Una donna urla, si dimena all’ingresso di Palo del Colle. Le avrebbero rubato il cellulare, ma nasconde un evidente malessere, scatenato senza dubbio anche dalla costrizione che come tutti vive in questo momento di quarantena. Alcuni individui, assembrati tra loro e apparentemente senza un motivo valido, riprendono la follia di quel momento, sghignazzano e si divertono, pur nascondendosi dietro quel che resta di una dichiarazione pietistica di facciata. L’episodio ha scatenato commenti e indignazioni varie, ma soprattutto le considerazioni di alcuni specialisti. Di seguito riportiamo quella della psicoterapeuta Floriana della Guardia, originaria proprio di Palo del Colle.
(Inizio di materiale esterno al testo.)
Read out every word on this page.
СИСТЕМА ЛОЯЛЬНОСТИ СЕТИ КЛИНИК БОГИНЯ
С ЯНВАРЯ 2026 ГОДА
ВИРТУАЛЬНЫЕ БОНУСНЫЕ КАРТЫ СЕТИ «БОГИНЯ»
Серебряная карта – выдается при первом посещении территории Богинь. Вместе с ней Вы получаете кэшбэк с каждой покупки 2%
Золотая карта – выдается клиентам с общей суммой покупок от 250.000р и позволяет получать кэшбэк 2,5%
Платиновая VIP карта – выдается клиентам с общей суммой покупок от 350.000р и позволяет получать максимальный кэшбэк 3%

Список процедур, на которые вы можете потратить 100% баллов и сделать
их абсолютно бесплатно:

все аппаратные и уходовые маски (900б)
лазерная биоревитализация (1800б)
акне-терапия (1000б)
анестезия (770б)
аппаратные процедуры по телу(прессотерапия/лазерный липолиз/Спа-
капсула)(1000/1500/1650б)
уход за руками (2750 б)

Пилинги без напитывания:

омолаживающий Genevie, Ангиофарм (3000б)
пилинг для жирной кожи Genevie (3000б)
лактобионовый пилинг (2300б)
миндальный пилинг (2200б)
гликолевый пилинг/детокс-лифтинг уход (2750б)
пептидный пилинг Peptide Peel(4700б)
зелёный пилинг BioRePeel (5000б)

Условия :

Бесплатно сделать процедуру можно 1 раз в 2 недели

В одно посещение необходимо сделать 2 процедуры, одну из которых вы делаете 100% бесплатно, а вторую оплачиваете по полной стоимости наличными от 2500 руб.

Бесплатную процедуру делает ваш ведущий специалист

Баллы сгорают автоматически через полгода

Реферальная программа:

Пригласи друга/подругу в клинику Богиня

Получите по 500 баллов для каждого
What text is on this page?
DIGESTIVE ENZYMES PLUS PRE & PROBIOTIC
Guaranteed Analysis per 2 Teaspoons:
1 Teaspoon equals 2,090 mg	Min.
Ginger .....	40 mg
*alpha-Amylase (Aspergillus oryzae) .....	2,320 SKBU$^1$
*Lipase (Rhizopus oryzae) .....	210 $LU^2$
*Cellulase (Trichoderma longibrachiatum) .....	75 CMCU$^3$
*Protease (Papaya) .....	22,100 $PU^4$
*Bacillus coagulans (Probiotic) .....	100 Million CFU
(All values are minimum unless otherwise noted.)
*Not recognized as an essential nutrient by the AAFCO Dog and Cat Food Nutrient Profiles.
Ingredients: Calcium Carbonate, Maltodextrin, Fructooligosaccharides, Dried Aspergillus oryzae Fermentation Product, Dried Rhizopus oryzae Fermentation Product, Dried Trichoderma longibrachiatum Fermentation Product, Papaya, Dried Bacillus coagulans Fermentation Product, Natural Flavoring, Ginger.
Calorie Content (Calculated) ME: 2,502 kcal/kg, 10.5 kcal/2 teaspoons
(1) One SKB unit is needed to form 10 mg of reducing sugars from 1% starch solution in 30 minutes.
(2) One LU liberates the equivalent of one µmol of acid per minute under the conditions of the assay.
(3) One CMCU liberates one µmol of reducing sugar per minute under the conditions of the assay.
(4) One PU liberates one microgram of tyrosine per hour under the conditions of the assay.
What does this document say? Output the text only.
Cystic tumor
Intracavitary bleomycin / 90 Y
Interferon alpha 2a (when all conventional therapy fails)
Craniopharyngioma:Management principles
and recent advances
Nel momento in cui tutti poniamo attenzione alla salute fisica, al rischio di essere contagiati dal coronavirus, ci sono persone fragili o che lo stanno diventando nel silenzio, nella castrazione. Nell’impotenza stanno perdendo la capacità di contenersi, inibire i propri comportamenti. Ogni problema li agita e perdono i confini dell’io proprio in considerazione della quarantena a cui siamo sottoposti.

A questo mi riporta ciò che è accaduto ieri a Palo del Colle. Queste persone hanno perso riferimenti affettivi, sociali, sanitari, servizi psichiatrici pressoché fermi, studi di psicoterapia e riabilitazione chiusi. I ricoveri ospedalieri sconsigliati, piani terapeutici prorogati e si potrebbe continuare con l’elenco delle limitazioni. Nell’invisibilità si corre un gran rischio di morte sociale, affettiva, relazionale.

L’angoscia e la paura la fanno da padrone. La sensazione di impazzire e morire è molto forte. Se, come insegno nella scuola di specializzazione per futuri psicoterapeuti, provassimo a chiudere gli occhi e sentire, far salire un ricordo angosciante, di sofferenza e provassimo ad inspirare ed espirare velocemente, convulsamente, sperimenteremmo davvero come possa essersi sentita ieri quella donna mentre alcuni individui, ignari di ciò che stavano riprendendo e soprattutto ciò che quella donna provava in quel momento.

Questa quarantena avrebbe dovuto contribuire a sviluppare empatia verso le situazioni di malessere, le sensazioni di minaccia alla propria esistenza e invece ci ritroviamo ancora ad assistere a scene di ordinaria follia, non solo nel nostro paesello. Siamo incapaci di sentire il dolore dell’altro. Sono dell’idea che nella formazione scolastica, familiare e sociale dei nostri connazionali, concittadini, manchi l’educazione alla “morte”, una parola che si cerca di non nominare mai. Sofferenza ed empatia sono tutte abilità che sarebbero state molto utili in questo momento. Avremmo dovuto avere tutti nella nostra valigetta della sopravvivenza questi strumenti emotivi utili ad affrontare con responsabilità, aderenza alla realtà, solidarietà sociale ed empatia questa pandemia.

I risultati di questo momento storico, per chi sarà capace di vederli, saranno chiari nella vera ripresa, quando guardandoci indietro vedremo quanta gente abbiamo lasciato a soffrire nel generale silenzio.